Joseph Cowen, Jr., (9 July 1829 – 18 February 1900) was an English radical Liberal politician and journalist. He was a firm friend to Anglo-Jewry, and an early advocate of Jewish emancipation, regularly contributing to the Jewish Chronicle.
The son of Sir Joseph Cowen, a prominent citizen and Member of Parliament (MP) for Newcastle upon Tyne from 1874 to 1886, was born at Stella Hall, Blaydon (demolished 1953). Cowen junior was educated privately in Ryton and at Edinburgh University, where he interested himself in European revolutionary movements. Cowen then joined his father in his Blaydon brick business, smuggling documents abroad in the consignments of bricks. Cowen numbered among his friends Mazzini, Louis Blanc and Ledru-Rollin, as well as Herzen and Bakunin. Garibaldi,Felice Orsini and Lajos Kossuth came to visit him in Blaydon.
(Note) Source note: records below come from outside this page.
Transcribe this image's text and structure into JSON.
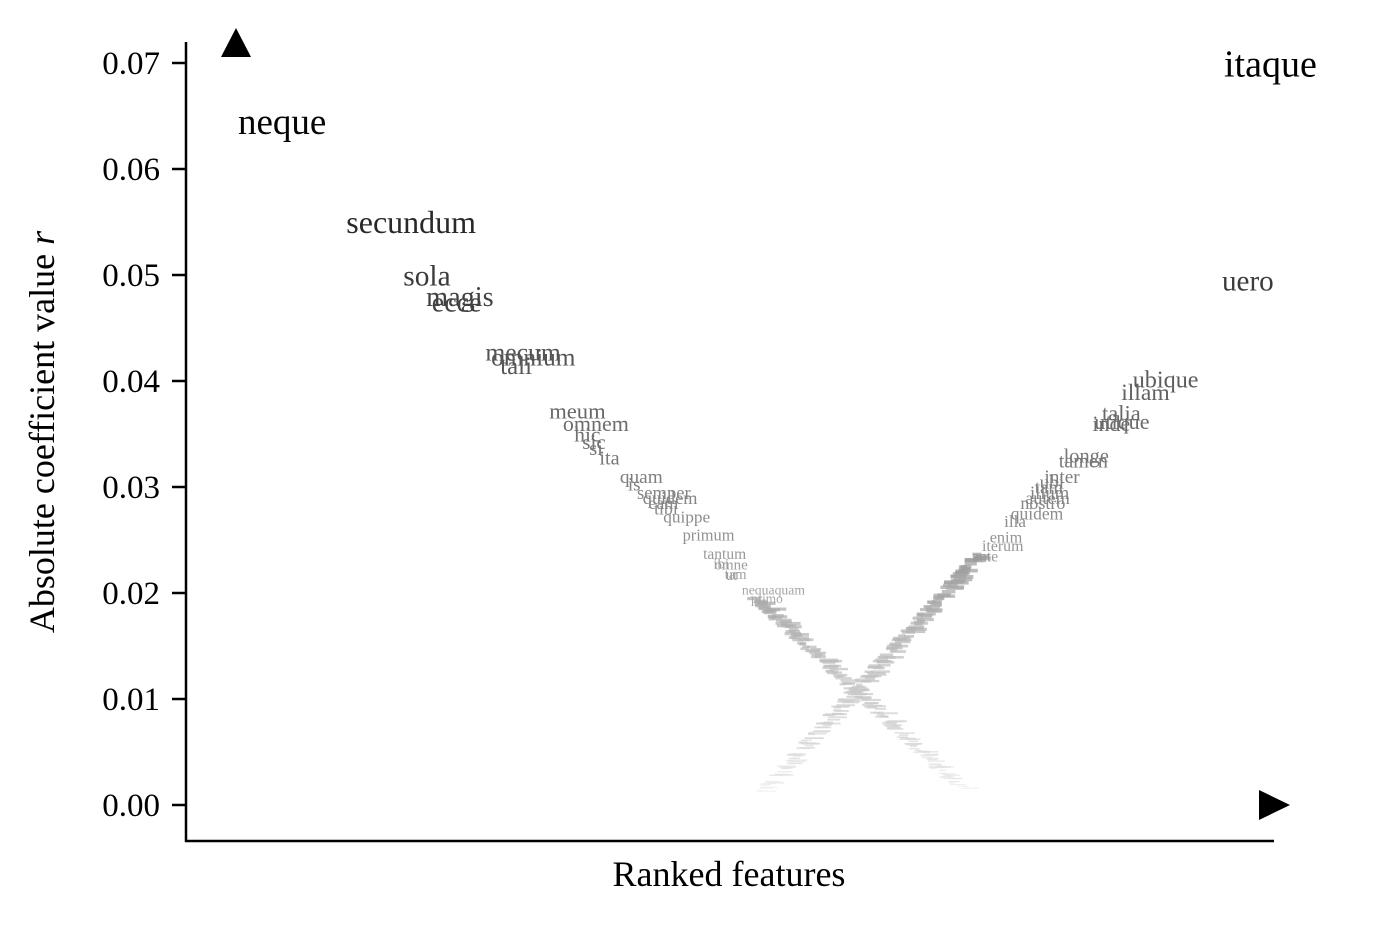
{
  "chart_data": {
    "type": "scatter",
    "xlabel": "Ranked features",
    "ylabel": "Absolute coefficient value ",
    "ylabel_italic": "r",
    "ylim": [
      0,
      0.072
    ],
    "yticks": [
      "0.00",
      "0.01",
      "0.02",
      "0.03",
      "0.04",
      "0.05",
      "0.06",
      "0.07"
    ],
    "grid": false,
    "left_series": [
      {
        "label": "neque",
        "r": 0.0645
      },
      {
        "label": "secundum",
        "r": 0.055
      },
      {
        "label": "sola",
        "r": 0.05
      },
      {
        "label": "magis",
        "r": 0.048
      },
      {
        "label": "ecce",
        "r": 0.0475
      },
      {
        "label": "mecum",
        "r": 0.0428
      },
      {
        "label": "omnium",
        "r": 0.0423
      },
      {
        "label": "tali",
        "r": 0.0415
      },
      {
        "label": "meum",
        "r": 0.0372
      },
      {
        "label": "omnem",
        "r": 0.036
      },
      {
        "label": "hic",
        "r": 0.035
      },
      {
        "label": "sic",
        "r": 0.0343
      },
      {
        "label": "si",
        "r": 0.0337
      },
      {
        "label": "ita",
        "r": 0.0328
      },
      {
        "label": "quam",
        "r": 0.031
      },
      {
        "label": "is",
        "r": 0.0303
      },
      {
        "label": "semper",
        "r": 0.0295
      },
      {
        "label": "quidem",
        "r": 0.029
      },
      {
        "label": "eam",
        "r": 0.0285
      },
      {
        "label": "tibi",
        "r": 0.028
      },
      {
        "label": "quippe",
        "r": 0.0272
      },
      {
        "label": "primum",
        "r": 0.0255
      },
      {
        "label": "tantum",
        "r": 0.0237
      },
      {
        "label": "ibi",
        "r": 0.0228
      },
      {
        "label": "omne",
        "r": 0.0227
      },
      {
        "label": "tam",
        "r": 0.0218
      },
      {
        "label": "ut",
        "r": 0.0217
      },
      {
        "label": "nequaquam",
        "r": 0.0203
      },
      {
        "label": "primo",
        "r": 0.0195
      }
    ],
    "right_series": [
      {
        "label": "itaque",
        "r": 0.07
      },
      {
        "label": "uero",
        "r": 0.0495
      },
      {
        "label": "ubique",
        "r": 0.0402
      },
      {
        "label": "illam",
        "r": 0.039
      },
      {
        "label": "talia",
        "r": 0.037
      },
      {
        "label": "utique",
        "r": 0.0362
      },
      {
        "label": "inde",
        "r": 0.036
      },
      {
        "label": "longe",
        "r": 0.033
      },
      {
        "label": "tamen",
        "r": 0.0325
      },
      {
        "label": "inter",
        "r": 0.031
      },
      {
        "label": "ubi",
        "r": 0.0305
      },
      {
        "label": "tam",
        "r": 0.03
      },
      {
        "label": "illum",
        "r": 0.0295
      },
      {
        "label": "autem",
        "r": 0.029
      },
      {
        "label": "nostro",
        "r": 0.0285
      },
      {
        "label": "quidem",
        "r": 0.0275
      },
      {
        "label": "illa",
        "r": 0.0268
      },
      {
        "label": "enim",
        "r": 0.0253
      },
      {
        "label": "iterum",
        "r": 0.0245
      },
      {
        "label": "ante",
        "r": 0.0235
      }
    ]
  }
}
He supported the miners and improved the lot of the working-classes. One area of improvement revisited again by Cowen was education: changes to the Mechanics Working-men institute, was followed by a public library for Newcastle.
In 1874, he was elected Member of Parliament, succeeding his father, who had held the Newcastle seat as a Liberal since 1865. Joseph Cowen was at that time a strong Radical on domestic questions. He was also a sympathizer with Irish Nationalism, and one who in speech, dress and manner identified himself with the North East mining class. According to Dilke he spoke with a distinctive Tyneside burr. On 13 July 1876, he joined John Bright in introducing Joseph Chamberlain into the Commons as the new MP for Birmingham.